Google Vertex AI security is now a critical concern for any enterprise deploying Gemini models, custom ML pipelines, or autonomous agents on Google Cloud Platform (GCP). In April 2026, Palo Alto Networks Unit 42 disclosed a chain of misconfigurations and design gaps in Vertex AI Agent Engine that allows a compromised agent to read every Cloud Storage bucket in a project, access internal Google-owned container images, and potentially reach Google Workspace data including Gmail and Drive. This guide covers the complete threat model: over-privileged service accounts, prompt injection patterns specific to Vertex AI, model theft through custom job abuse, and the concrete hardening steps that close the gaps.
Key Takeaways
- Vertex AI's default Per-Project, Per-Product Service Agent (P4SA) is over-privileged by design. Every Vertex AI Agent Engine deployment inherits this broad access unless you replace it with a dedicated service account using the BYOSA pattern.
- The Unit 42 "Double Agents" research (April 2026) demonstrated that a misconfigured Vertex AI agent can read all GCS buckets, pull internal Artifact Registry images exposing Google Cloud infrastructure details, and access Google Workspace data through overly permissive OAuth scopes.
- Indirect prompt injection via enterprise data sources (Google Docs, Calendar, Drive) is a validated attack path in Gemini-connected Vertex AI applications. Instructions embedded in retrieved content bypass input-level safety filters.

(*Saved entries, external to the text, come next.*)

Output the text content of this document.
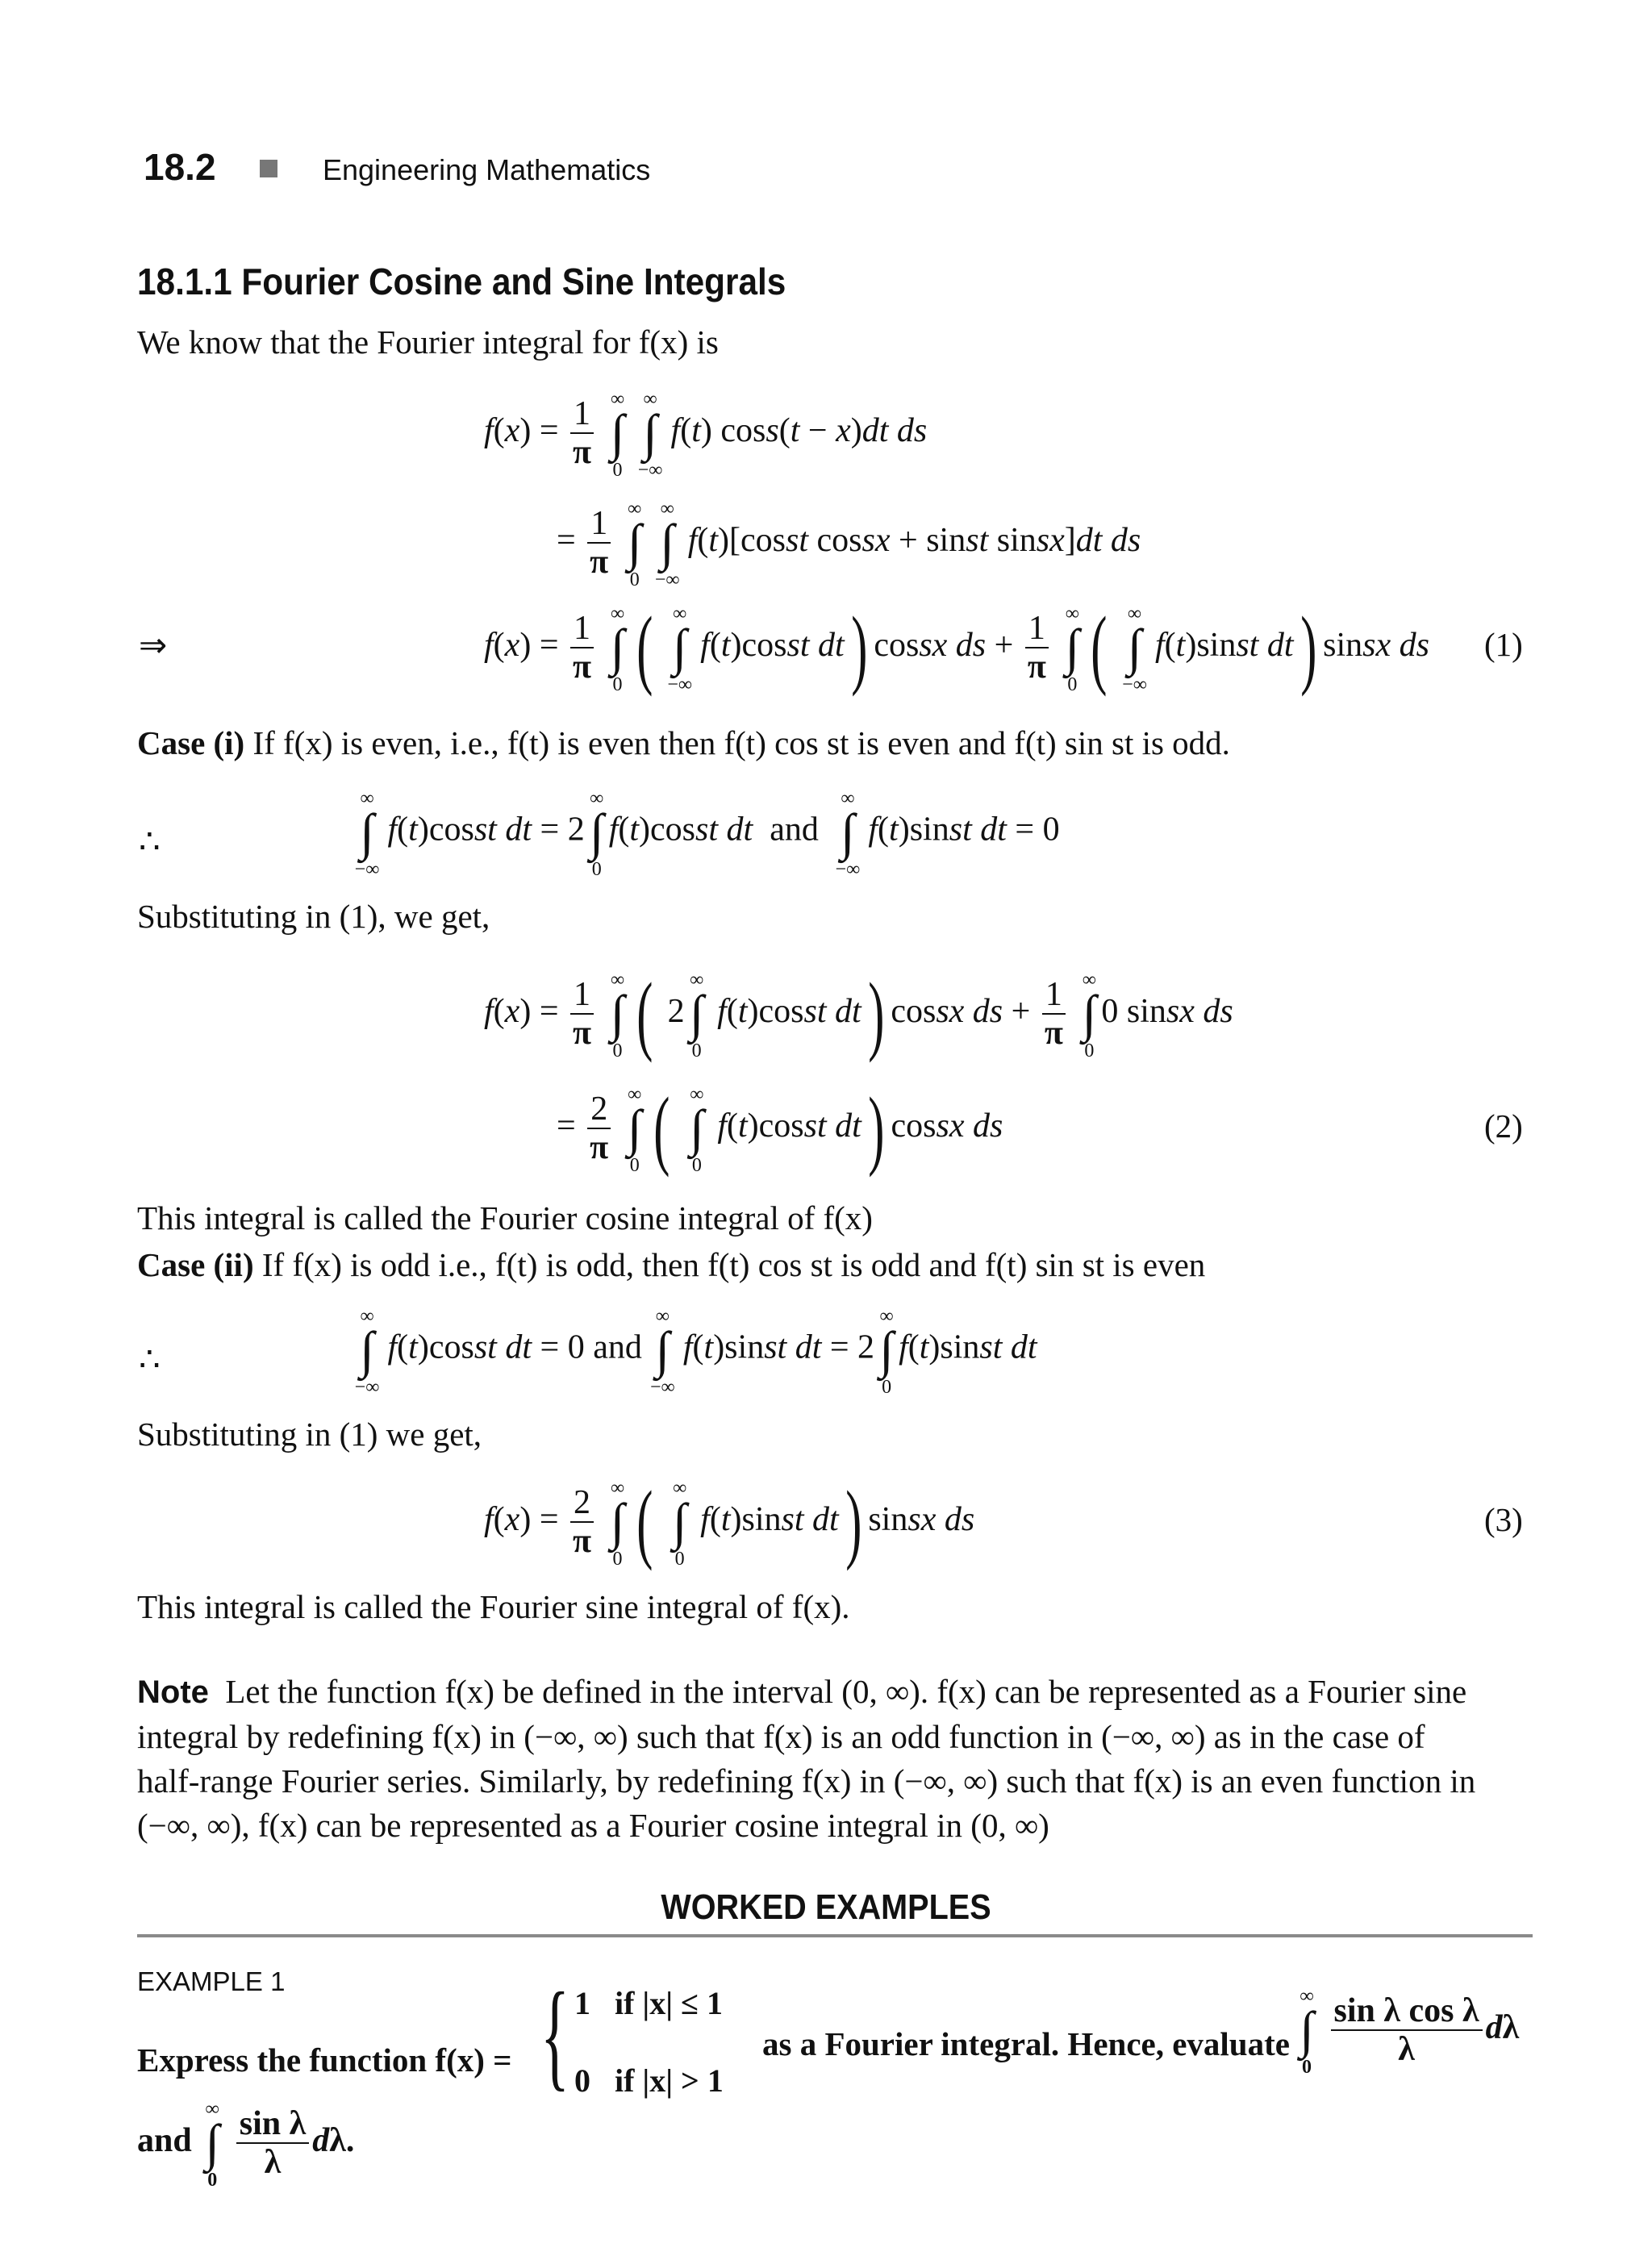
18.2	Engineering Mathematics
18.1.1 Fourier Cosine and Sine Integrals
We know that the Fourier integral for f(x) is
$f(x) = \frac{1}{\pi}$
∞
∫
0

∞
∫
−∞
f(t) coss(t − x)dt ds
= $\frac{1}{\pi}$
∞
∫
0

∞
∫
−∞
f(t)[cosst cossx + sinst sinsx]dt ds
⇒	$f(x) = \frac{1}{\pi}$
∞
∫
0 ( ∞
∫
−∞
f(t)cosst dt) cossx ds + $\frac{1}{\pi}$
∞
∫
0 ( ∞
∫
−∞
f(t)sinst dt) sinsx ds (1)
Case (i) If f(x) is even, i.e., f(t) is even then f(t) cos st is even and f(t) sin st is odd.
∴
∞
∫
−∞
f(t)cosst dt = 2
∞
∫
0
f(t)cosst dt  and
∞
∫
−∞
f(t)sinst dt = 0
Substituting in (1), we get,
$f(x) = \frac{1}{\pi}$
∞
∫
0 ( 2
∞
∫
0
f(t)cosst dt) cossx ds + $\frac{1}{\pi}$
∞
∫
0
0 sinsx ds
= $\frac{2}{\pi}$
∞
∫
0 ( ∞
∫
0
f(t)cosst dt) cossx ds	(2)
This integral is called the Fourier cosine integral of f(x)
Case (ii) If f(x) is odd i.e., f(t) is odd, then f(t) cos st is odd and f(t) sin st is even
∴
∞
∫
−∞
f(t)cosst dt = 0 and
∞
∫
−∞
f(t)sinst dt = 2
∞
∫
0
f(t)sinst dt
Substituting in (1) we get,
$f(x) = \frac{2}{\pi}$
∞
∫
0 ( ∞
∫
0
f(t)sinst dt) sinsx ds	(3)
This integral is called the Fourier sine integral of f(x).
Note Let the function f(x) be defined in the interval (0, ∞). f(x) can be represented as a Fourier sine
integral by redefining f(x) in (−∞, ∞) such that f(x) is an odd function in (−∞, ∞) as in the case of
half-range Fourier series. Similarly, by redefining f(x) in (−∞, ∞) such that f(x) is an even function in
(−∞, ∞), f(x) can be represented as a Fourier cosine integral in (0, ∞)
WORKED EXAMPLES
EXAMPLE 1
Express the function f(x) = { 1   if |x| ≤ 1
0   if |x| > 1
as a Fourier integral. Hence, evaluate
∞
∫
0
$\frac{\text{sin λ cos λ}}{\lambda}$ dλ
and
∞
∫
0
$\frac{\text{sin λ}}{\lambda} d\lambda$.
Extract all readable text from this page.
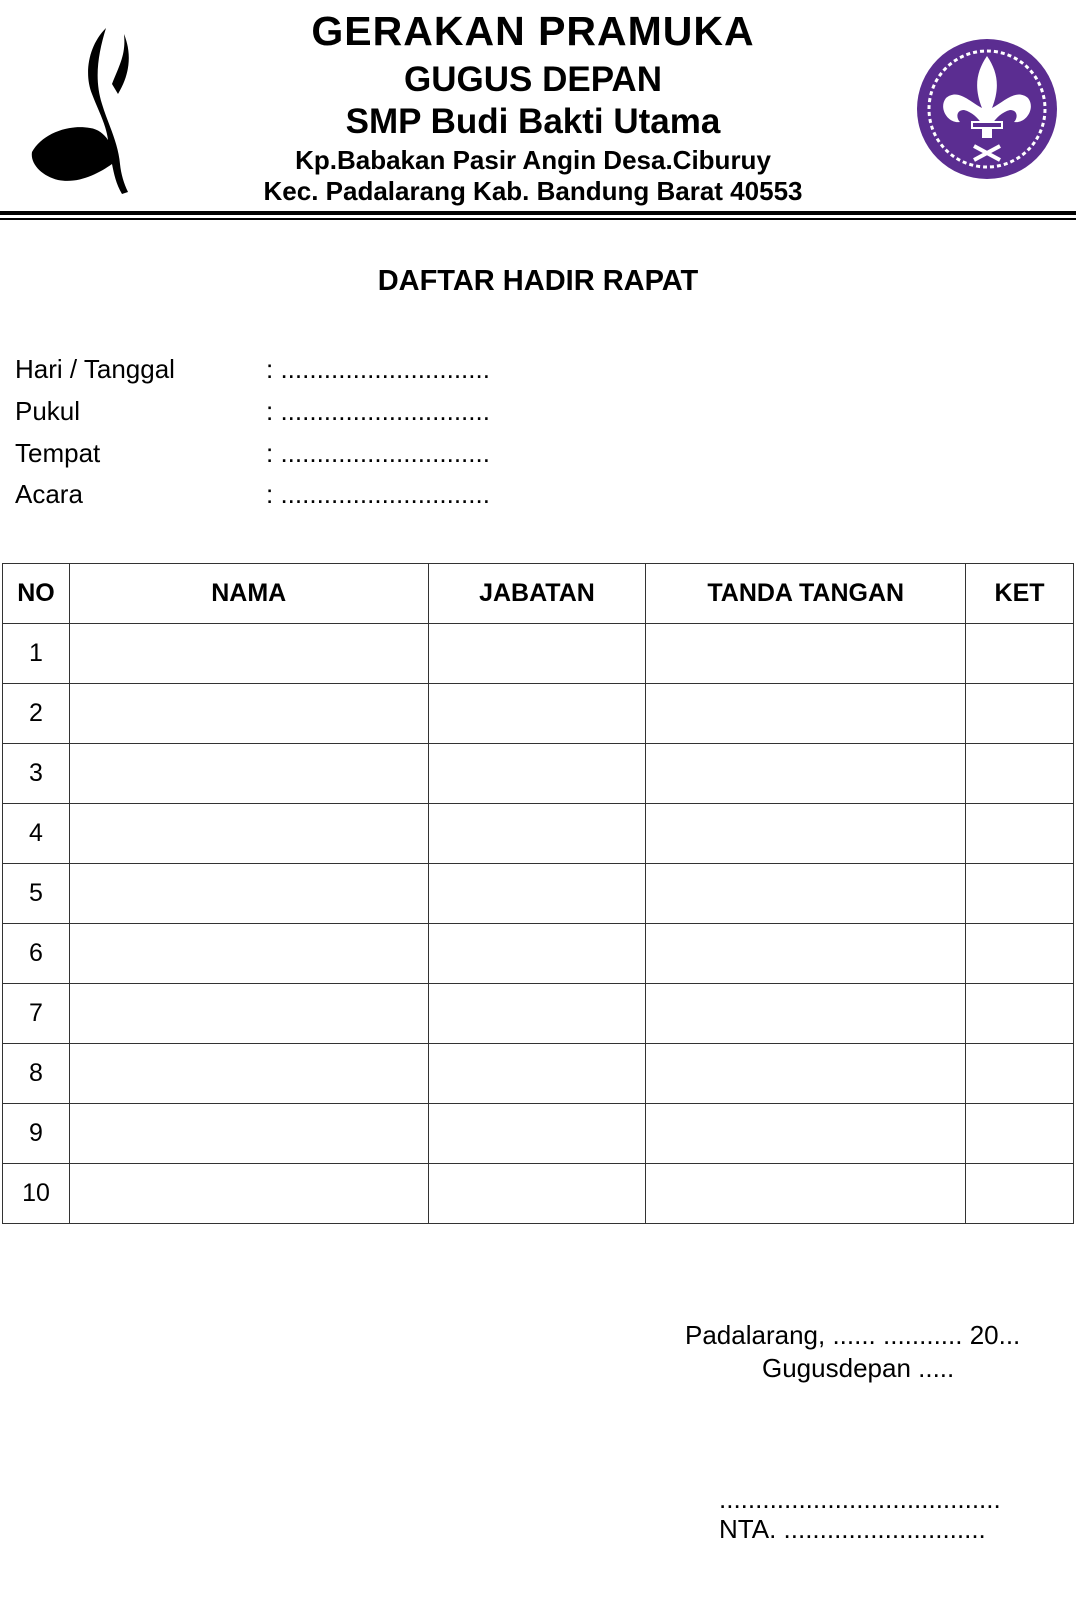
GERAKAN PRAMUKA
GUGUS DEPAN
SMP Budi Bakti Utama
Kp.Babakan Pasir Angin Desa.Ciburuy
Kec. Padalarang Kab. Bandung Barat 40553
DAFTAR HADIR RAPAT
Hari / Tanggal	: .............................
Pukul	: .............................
Tempat	: .............................
Acara	: .............................
NO	NAMA	JABATAN	TANDA TANGAN	KET
1				
2				
3				
4				
5				
6				
7				
8				
9				
10				
Padalarang, ...... ........... 20...
Gugusdepan .....
.......................................
NTA. ............................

- The ModeLeak attack chain begins with a public poisoned model upload and ends with proprietary fine-tuned LLM adapter exfiltration from a victim's Vertex AI project.
- Data Access audit logs for Vertex AI are disabled by default. Without enabling them, there is no record of model invocations, endpoint queries, or prompt content.
- VPC Service Controls, CMEK, and BYOSA together form the minimum viable security posture for regulated industries using Vertex AI.
Vertex AI Architecture: The Enterprise Security Surface
Vertex AI is a managed machine learning platform on GCP. For enterprise security teams, three deployment patterns matter most:
Vertex AI Model Garden and Gemini API: Foundation model inference through a unified API. Customers call predict or generateContent. Google operates the model infrastructure; the customer controls what data enters the model and how responses are handled.
Vertex AI Agent Engine (formerly Reasoning Engine): Managed runtime for deploying LLM-based agents with tools, memory, and orchestration. Agents are invoked via the apps.reasonEngines.query API and can call Google Cloud services, external APIs, and custom functions. This is where the most serious security issues concentrate.
Vertex AI Pipelines and Custom Jobs: Serverless ML workflow orchestration. Custom jobs run arbitrary containerized code with service account credentials. This surface enables the ModeLeak attack class.
Vertex AI Feature Store, Model Registry, and Endpoints: Storage and serving infrastructure for ML artifacts, including fine-tuned adapters. These contain the proprietary models that adversaries target in model theft scenarios.
Google Cloud operates under a Shared Responsibility Model. Google secures the physical infrastructure, hypervisor, and core platform. The customer is responsible for IAM configuration, service account scoping, network controls, data governance, and monitoring. The security issues disclosed in 2025 and 2026 consistently exploit the customer-responsibility side of this boundary.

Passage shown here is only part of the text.